En l'occurrence, si on se limite à l'idée de Saverok, des IA on en a déjà : un réseau de neurone qui apprend des choses tout à fait opaques à l'esprit humain, sans une once de sentiment car ça ne lui sert à rien. La seule chose qui fait qu'on soit capable de prédire son comportement, c'est qu'on l'a forcée à apprenre ce qu'on voulait. Laisse là apprendre dans son coin et tu ne prédiras pas mieux qu'un tirage à pile ou face. A vrai dire tu ne sauras même pas ce qu'elle aura appris. Et pour la notion de temps, on sait déjà comment l'encoder, notamment avec les chaînes de Markov par exemple. Cette notion de temps est centrale dans la gestion de files d'attentes ou dans la reconnaissance de la parole par exemple. Même si le concept diffère du notre, c'est avant tout une question de capteurs (et non on ne réduit pas la machine à sentir le chaud/froid, on lui en ajoute la possibilité, ce ne sont donc pas des limites comme tu penses le croire, et si l'homme perd son odorat ou sa vision il n'en meure pas, tout comme il y a des capteurs qui peuvent être vitaux pour la machine).

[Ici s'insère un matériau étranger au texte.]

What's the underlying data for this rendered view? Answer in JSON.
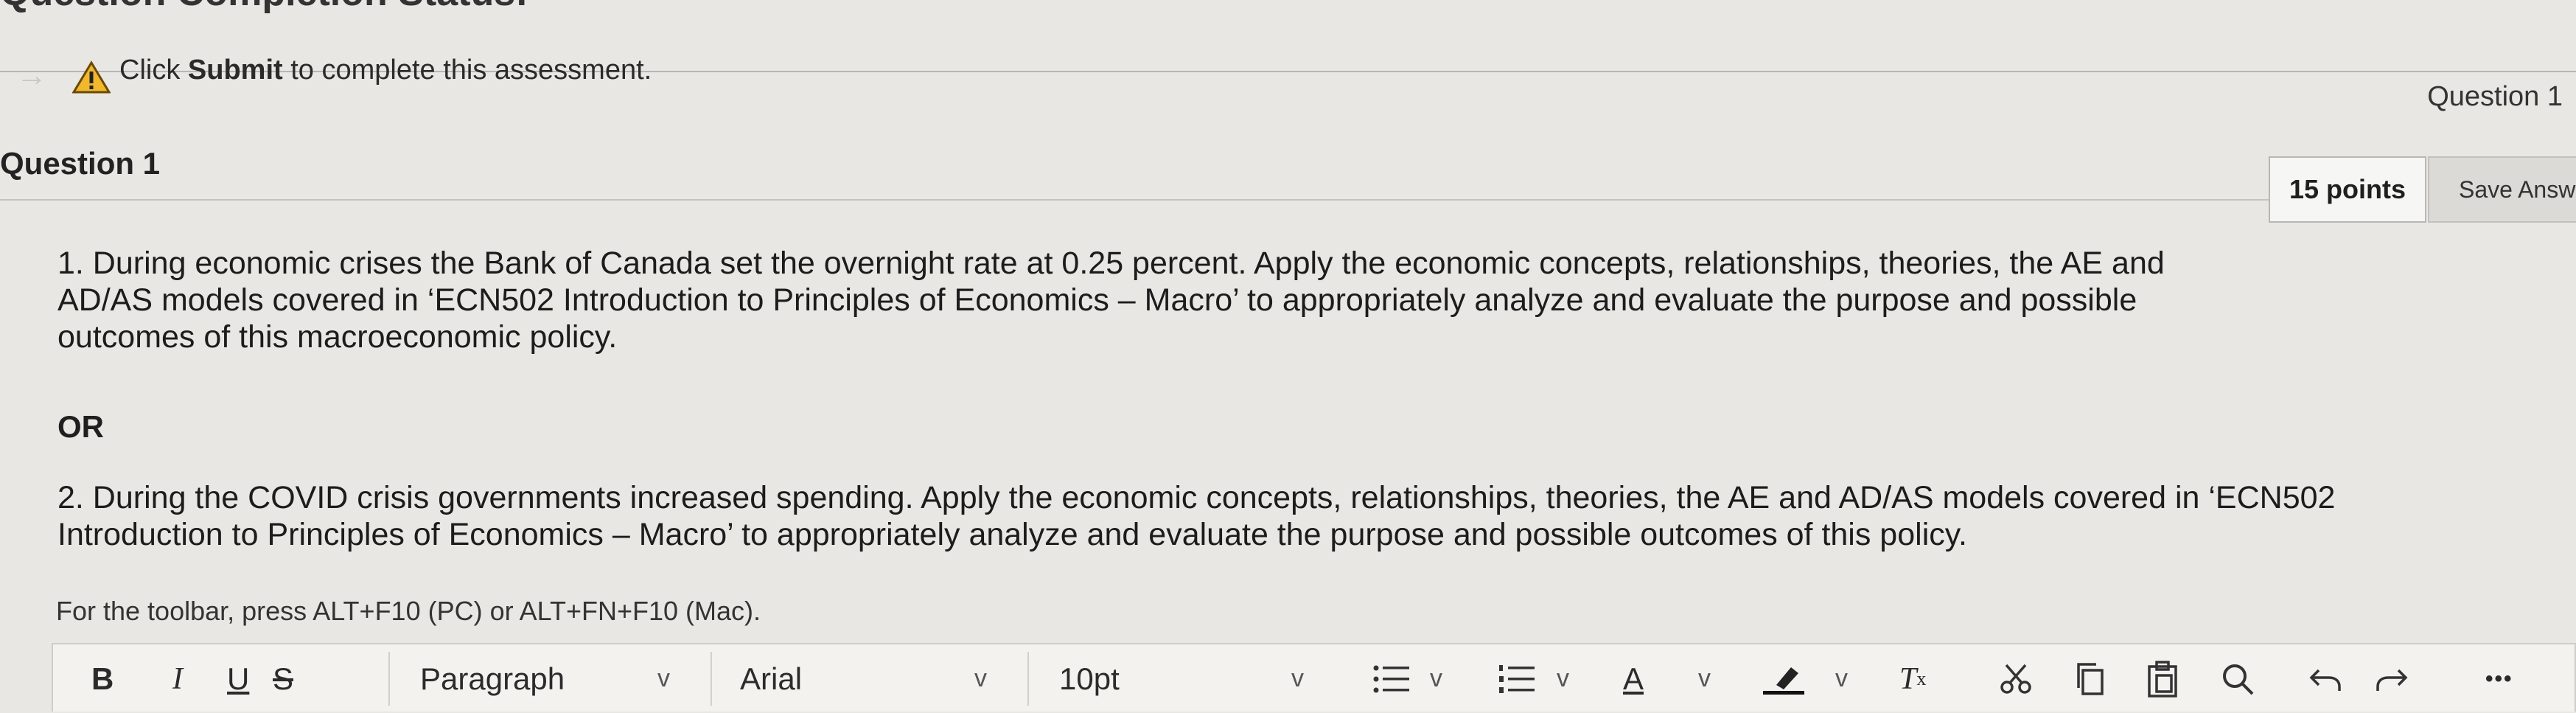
{
  "header": {
    "cut_title": "Question Completion Status:",
    "notice_prefix": "Click ",
    "notice_bold": "Submit",
    "notice_suffix": " to complete this assessment.",
    "question_nav": "Question 1"
  },
  "question": {
    "title": "Question 1",
    "points": "15 points",
    "save_label": "Save Answ",
    "body": {
      "p1_line1": "1. During economic crises the Bank of Canada set the overnight rate at 0.25 percent. Apply the economic concepts, relationships, theories, the AE and",
      "p1_line2": "AD/AS models covered in ‘ECN502 Introduction to Principles of Economics – Macro’ to appropriately analyze and evaluate the purpose and possible",
      "p1_line3": "outcomes of this macroeconomic policy.",
      "or": "OR",
      "p2_line1": "2. During the COVID crisis governments increased spending. Apply the economic concepts, relationships, theories, the AE and AD/AS models covered in ‘ECN502",
      "p2_line2": "Introduction to Principles of Economics – Macro’ to appropriately analyze and evaluate the purpose and possible outcomes of this policy."
    }
  },
  "editor": {
    "toolbar_hint": "For the toolbar, press ALT+F10 (PC) or ALT+FN+F10 (Mac).",
    "bold": "B",
    "italic": "I",
    "underline": "U",
    "strike": "S",
    "paragraph": "Paragraph",
    "font": "Arial",
    "size": "10pt",
    "text_color": "A",
    "more": "•••"
  }
}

De la même manière, une fourmi ou une baleine n'ont pas la même perception du temps que nous, et je doute que tu puisses dire que les deux sont dépourvus d'intelligence (sinon tu ne te documentes pas assez ou on n'a pas les même définitions).

Citation Envoyé par doublex Voir le message
Si oui, l'IA sera-t-elle amicale, hostile, ou neutre ?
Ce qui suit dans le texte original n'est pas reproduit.